Oia, kalau liat mereka, saya jadi malu deh. Saya sampai sekarang sudah bisa apa, ya? Mereka kerja keras dari kecil sampai bisa punya keluarga yang mapan dan membawa kemaslahatan buat keluarga di kampung. Eh, buat negara kita bahkan. Kalau sepulangnya dari pertukaran pelajar ini saya cuma bisa bawa oleh-oleh, buat apa saya diberangkatkan? Apa bedanya dengan jalan-jalan? Buat apa saya diluluskan?

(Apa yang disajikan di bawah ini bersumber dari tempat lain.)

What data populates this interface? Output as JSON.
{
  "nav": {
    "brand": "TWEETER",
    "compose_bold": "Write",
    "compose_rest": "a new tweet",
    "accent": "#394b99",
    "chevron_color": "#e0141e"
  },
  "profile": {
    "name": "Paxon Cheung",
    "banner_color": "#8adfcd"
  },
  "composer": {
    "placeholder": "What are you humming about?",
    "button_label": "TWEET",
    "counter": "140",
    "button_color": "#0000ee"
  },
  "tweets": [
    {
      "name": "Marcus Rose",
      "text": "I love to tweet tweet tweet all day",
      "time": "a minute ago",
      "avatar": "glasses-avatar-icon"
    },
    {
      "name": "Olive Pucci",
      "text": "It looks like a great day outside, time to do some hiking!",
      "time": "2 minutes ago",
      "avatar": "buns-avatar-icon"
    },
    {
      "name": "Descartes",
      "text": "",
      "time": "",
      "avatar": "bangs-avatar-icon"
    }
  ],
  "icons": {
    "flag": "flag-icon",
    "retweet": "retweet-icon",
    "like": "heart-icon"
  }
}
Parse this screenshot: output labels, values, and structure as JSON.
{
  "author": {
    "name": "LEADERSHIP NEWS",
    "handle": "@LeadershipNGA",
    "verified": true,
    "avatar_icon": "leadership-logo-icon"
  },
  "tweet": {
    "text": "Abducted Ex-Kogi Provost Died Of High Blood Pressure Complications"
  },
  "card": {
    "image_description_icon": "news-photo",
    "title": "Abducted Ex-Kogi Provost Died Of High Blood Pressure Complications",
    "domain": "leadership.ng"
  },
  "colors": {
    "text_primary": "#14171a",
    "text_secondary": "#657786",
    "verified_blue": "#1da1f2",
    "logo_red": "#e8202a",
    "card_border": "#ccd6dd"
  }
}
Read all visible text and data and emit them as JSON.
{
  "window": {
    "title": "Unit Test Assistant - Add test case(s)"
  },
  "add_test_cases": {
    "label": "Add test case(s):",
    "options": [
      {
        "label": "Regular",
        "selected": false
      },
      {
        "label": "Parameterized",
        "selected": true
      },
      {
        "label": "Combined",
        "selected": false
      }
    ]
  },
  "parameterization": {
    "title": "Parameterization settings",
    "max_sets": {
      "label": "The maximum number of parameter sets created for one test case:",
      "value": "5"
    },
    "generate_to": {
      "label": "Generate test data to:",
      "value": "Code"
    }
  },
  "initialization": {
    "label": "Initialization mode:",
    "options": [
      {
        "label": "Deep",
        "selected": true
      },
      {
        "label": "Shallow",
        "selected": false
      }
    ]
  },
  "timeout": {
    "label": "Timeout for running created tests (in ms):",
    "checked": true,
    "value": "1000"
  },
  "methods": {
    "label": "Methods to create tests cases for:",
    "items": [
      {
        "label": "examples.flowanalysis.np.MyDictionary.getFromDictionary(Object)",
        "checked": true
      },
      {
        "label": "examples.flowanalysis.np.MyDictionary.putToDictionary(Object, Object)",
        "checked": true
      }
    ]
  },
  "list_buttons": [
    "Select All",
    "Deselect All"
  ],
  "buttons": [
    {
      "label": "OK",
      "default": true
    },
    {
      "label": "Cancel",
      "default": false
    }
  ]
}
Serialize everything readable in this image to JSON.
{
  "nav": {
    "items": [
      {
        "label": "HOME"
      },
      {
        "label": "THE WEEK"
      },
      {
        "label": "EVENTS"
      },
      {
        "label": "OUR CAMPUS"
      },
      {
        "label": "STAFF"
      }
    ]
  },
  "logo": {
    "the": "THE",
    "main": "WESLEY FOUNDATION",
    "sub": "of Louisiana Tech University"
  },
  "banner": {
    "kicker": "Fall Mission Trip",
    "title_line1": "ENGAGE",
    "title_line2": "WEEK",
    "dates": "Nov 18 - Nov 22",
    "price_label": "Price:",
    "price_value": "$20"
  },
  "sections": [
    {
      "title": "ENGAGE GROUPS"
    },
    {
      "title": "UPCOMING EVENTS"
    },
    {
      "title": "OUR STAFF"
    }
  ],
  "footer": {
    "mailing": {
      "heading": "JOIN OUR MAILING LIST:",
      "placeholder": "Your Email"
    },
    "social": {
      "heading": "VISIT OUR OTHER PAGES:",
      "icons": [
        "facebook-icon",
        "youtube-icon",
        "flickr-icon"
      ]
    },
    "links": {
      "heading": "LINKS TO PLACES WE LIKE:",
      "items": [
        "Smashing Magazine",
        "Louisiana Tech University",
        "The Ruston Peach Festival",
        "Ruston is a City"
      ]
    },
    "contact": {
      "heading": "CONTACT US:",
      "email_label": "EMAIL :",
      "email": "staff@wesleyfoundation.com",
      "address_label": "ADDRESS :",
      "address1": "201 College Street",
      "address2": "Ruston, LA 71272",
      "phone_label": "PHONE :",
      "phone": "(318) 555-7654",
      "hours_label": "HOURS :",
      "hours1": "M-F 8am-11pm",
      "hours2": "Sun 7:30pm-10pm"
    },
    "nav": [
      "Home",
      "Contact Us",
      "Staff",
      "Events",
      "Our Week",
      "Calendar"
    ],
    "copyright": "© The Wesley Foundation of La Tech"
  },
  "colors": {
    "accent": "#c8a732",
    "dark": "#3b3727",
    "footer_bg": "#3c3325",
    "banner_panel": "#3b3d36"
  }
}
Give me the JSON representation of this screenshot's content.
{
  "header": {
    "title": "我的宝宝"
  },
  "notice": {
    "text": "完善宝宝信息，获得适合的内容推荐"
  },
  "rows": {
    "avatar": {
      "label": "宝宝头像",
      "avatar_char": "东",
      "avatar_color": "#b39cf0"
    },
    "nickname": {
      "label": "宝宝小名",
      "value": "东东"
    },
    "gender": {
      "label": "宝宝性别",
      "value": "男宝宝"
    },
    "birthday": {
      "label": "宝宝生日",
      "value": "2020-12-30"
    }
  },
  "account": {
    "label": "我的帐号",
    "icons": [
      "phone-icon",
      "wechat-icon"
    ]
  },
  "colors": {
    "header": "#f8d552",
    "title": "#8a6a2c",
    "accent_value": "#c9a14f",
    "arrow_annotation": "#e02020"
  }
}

Bukannya mau sok idealis, bagaimanapun pikiran semacam itu akan muncul kalau kita sadar sebenarnya dengan menjadi mahasiswa (apa lagi saya di kampus negeri) artinya saya jadi tempat "investasi" buat masyarakat yang uangnya saya pakai untuk kuliah. Waktu berkenalan dengan beberapa TKI, banyak yang bilang, "situ sih enak kuliah". Oh... Rasanya... Mmmm... Kadang jadi merasa bersalah, walaupun, ya ... itu bukan salah saya ...
Memasak Kimbap dan Tteok
Yang pake kerudung cantik, ya? *plak* |
Setiap hari Senin dan Kamis malam, jadwal saya adalah belajar Bahasa Korea. Kelas ini adalah kelas Bahasa Korea untuk pemula. Selain dengan mahasiswa internasional di KNU, siswa di kelas Korea ini juga merupakan para pekerja. Beberapa di antaranya adalah guru Bahasa Inggris di sekolah-sekolah Korea. Gurunya tentu orang Korea dan kelas ini dipandu dalam bahasa Korea.
Nah, malam ini adalah kelas yang sangat spesial dari kelas Bahasa Korea yang saya ikuti. Hari ini, kami belajar memasak makanan Korea. Yuhu! Kami membuat tteok (kue beras, 꺽) dan kimbap (nasi gulung, 김밥).